WordPress Release: 3.8.20

TL;DR

WordPress 3.8.20 is a maintenance release that fixes a critical bug affecting audio and video functionality when sanitizing ID3 data. The update also includes several build and test tool improvements to enhance development workflow performance.

This release is important for users who rely on WordPress's media handling capabilities, as it resolves an issue where audio and video functions could break due to improper sanitization of metadata. The changes primarily affect developers working with media files and users who upload audio/video content to their WordPress sites.

Highlight of the Release

• Fixed critical bug affecting audio/video functions when sanitizing ID3 metadata
• Improved build and test tools performance for WordPress development
• Enhanced stability for media handling functionality

Migration Guide

No migration steps are required for this update. This is a maintenance release that can be applied through the standard WordPress update process without any special considerations.

Upgrade Recommendations

This update is recommended for all WordPress 3.8 users, particularly those who utilize audio and video functionality on their sites. The fix for ID3 data sanitization addresses a functional issue that could affect media playback and handling.
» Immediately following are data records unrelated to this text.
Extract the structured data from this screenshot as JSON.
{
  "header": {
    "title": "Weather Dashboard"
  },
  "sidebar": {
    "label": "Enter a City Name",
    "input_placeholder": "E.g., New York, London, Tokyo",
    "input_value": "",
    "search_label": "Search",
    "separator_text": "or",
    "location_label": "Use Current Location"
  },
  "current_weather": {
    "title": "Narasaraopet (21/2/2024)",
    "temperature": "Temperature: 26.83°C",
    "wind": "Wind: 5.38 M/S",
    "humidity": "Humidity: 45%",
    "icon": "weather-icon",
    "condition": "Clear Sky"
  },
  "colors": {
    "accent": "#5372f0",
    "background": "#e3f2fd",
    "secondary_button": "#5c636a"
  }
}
While WordPress 3.8 is an older version and no longer receives regular updates, this maintenance release addresses a specific functional issue. However, for optimal security and feature support, users are strongly encouraged to upgrade to the latest WordPress version if possible.

Bug Fixes

Audio/Video Function Fix

• Fixed a critical bug where running wp_kses_post_deep() on ID3 tag data was corrupting blob data, causing audio and video functions to break
• This issue was addressed by merging fix [40400] to the 3.8 branch
• References: #40075, #40085

New Features

No new features were added in this maintenance release. WordPress 3.8.20 focuses on bug fixes and performance improvements to the build and test tools.

Security Updates

No specific security fixes were included in this release. The primary focus was on fixing functional bugs and improving build performance.

Performance Improvements

Build/Test Tools Performance Enhancements

• Disabled Xdebug when testing on Travis CI to increase performance (#39978)
• Trimmed the test matrix on Travis by removing PHP 5.3 and 5.4 jobs to speed up the 3.8 branch build (#40407)
• Reversed the order in which Travis jobs run on the 3.8 branch for improved efficiency (#39705)

Impact Summary

WordPress 3.8.20 addresses a specific but important bug that affected audio and video functionality when processing media files with ID3 metadata. The fix ensures that the wp_kses_post_deep() function no longer corrupts blob data when sanitizing ID3 tags, restoring proper functionality to WordPress's media handling capabilities.

Additionally, several improvements to the build and test tools enhance the development workflow, particularly for contributors working with the WordPress codebase. These changes optimize the testing process on Travis CI by disabling Xdebug, trimming the test matrix, and reordering job execution for better performance.

While this is a targeted maintenance release for the 3.8 branch, it's worth noting that WordPress 3.8 is an older version. Users running this version should consider upgrading to a more recent WordPress release to benefit from the latest security updates, features, and performance improvements.